Tilting Axis.

2004-04-22 at 3:48 p.m.

We had just spent an hour exploring what would the earth would have looked like if, instead of it's 23.5 degree axis tilt, the earth had instead had a 90 degree tilt, rotating like a pig on a barbeque spit. How long would the days be? What would the seasons be like? What kind of life would have evolved?

(See? The fun never stops round these parts!)

So the professor begins summing up the class in his easygoing manner.

"We've been over how students can show how they know something, through situations other than tests. "

He pauses and looks around at us, the attentive teachers-to-be.

"We've talked about algebra and variables and common misconceptions."

We nod appreciatively.

He looks at Stephen, the acknowledged expert in the room about the solar system.

"We've talked about the Earth."

We look at each other and nod. Yes, we talked about the Earth. We sure did.

He looks at me.

"We've talked about Uranus."

Heh. I nod seriously, thinking, "Hee. If I were a middle schooler, I'd be all Beevis and Buttheady right now, 'Heh heh. heh. He said my anus!"

Just then, I glance over at Russell, who has just done a spit-take courtesy of his Nalgene bottle, wide-eyed and laughing, and my own world suddenly tilts.

I begin convulsing, trying desperately to maintain the teacher-to-be decorum, ignoring the flash-frozen image etched behind my eyelids of Russell looking shocked at how funny he found our professor mildly commenting that we've talked about my anus.

I winch my eyelids shut, clap my hand over my mouth, and hold my breath, desperately trying to keep the Church Giggles locked in my abdomen. I lower my elbows to my knees and bow my shaking shoulders inward as if by curling into a teeny tiny ball, I can contain something uncontrollable.
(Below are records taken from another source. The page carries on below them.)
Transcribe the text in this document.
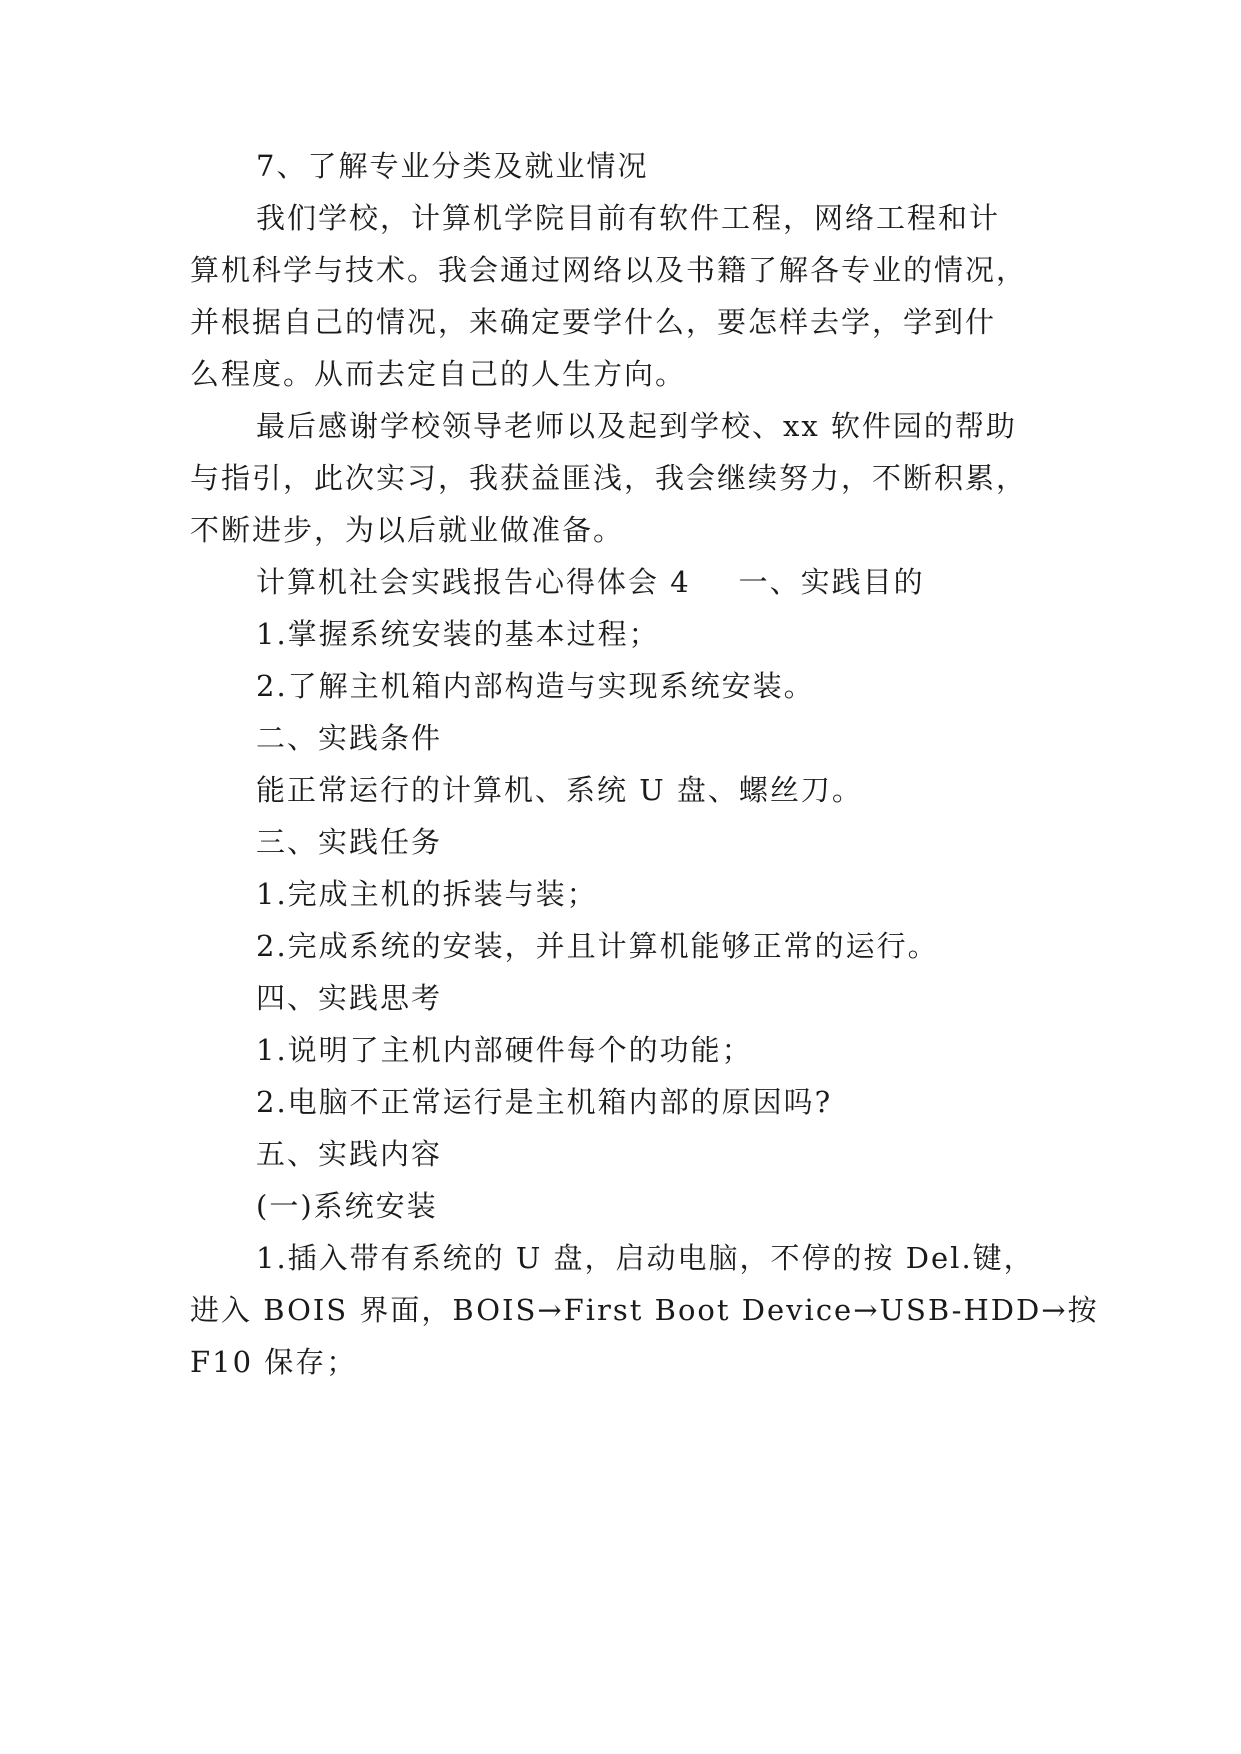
7、了解专业分类及就业情况
我们学校，计算机学院目前有软件工程，网络工程和计
算机科学与技术。我会通过网络以及书籍了解各专业的情况，
并根据自己的情况，来确定要学什么，要怎样去学，学到什
么程度。从而去定自己的人生方向。
最后感谢学校领导老师以及起到学校、xx 软件园的帮助
与指引，此次实习，我获益匪浅，我会继续努力，不断积累，
不断进步，为以后就业做准备。
计算机社会实践报告心得体会 4 一、实践目的
1.掌握系统安装的基本过程；
2.了解主机箱内部构造与实现系统安装。
二、实践条件
能正常运行的计算机、系统 U 盘、螺丝刀。
三、实践任务
1.完成主机的拆装与装；
2.完成系统的安装，并且计算机能够正常的运行。
四、实践思考
1.说明了主机内部硬件每个的功能；
2.电脑不正常运行是主机箱内部的原因吗?
五、实践内容
(一)系统安装
1.插入带有系统的 U 盘，启动电脑，不停的按 Del.键，
进入 BOIS 界面，BOIS→First Boot Device→USB-HDD→按
F10 保存；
I vaguely hear as Solar System Stephen and Geo Alyssa, to my left, curse my name as the Church Giggles radiate through the classroom. I'm not sure, though, because I'm too busy wiping the tears from my eyes and trying to keep from snotting out my nose.

Just when I think I've got the beast under control, my mind's eye flashes to Russell choking on his water, and I'm off again. Or I hear Geo Alyssa snort. Or Solar System Stephen clear his throat. My abs start aching, my eyeliner is now streaking down the outside of my eyes, and I desperately need to pee, but I can't contain it.

The prof gamely continues on, calmly and meditatively musing on the difficulties of making sure our students really know what we're teaching and aren't just passing tests and writing papers and parroting back to us what we want to hear, but I can't even hear beyond the ebb and flow of his words because. We. Looked. At. My anus. Russell. Spit take.

And I'm off again.

The good times never end here in Math and Science Study Methods class.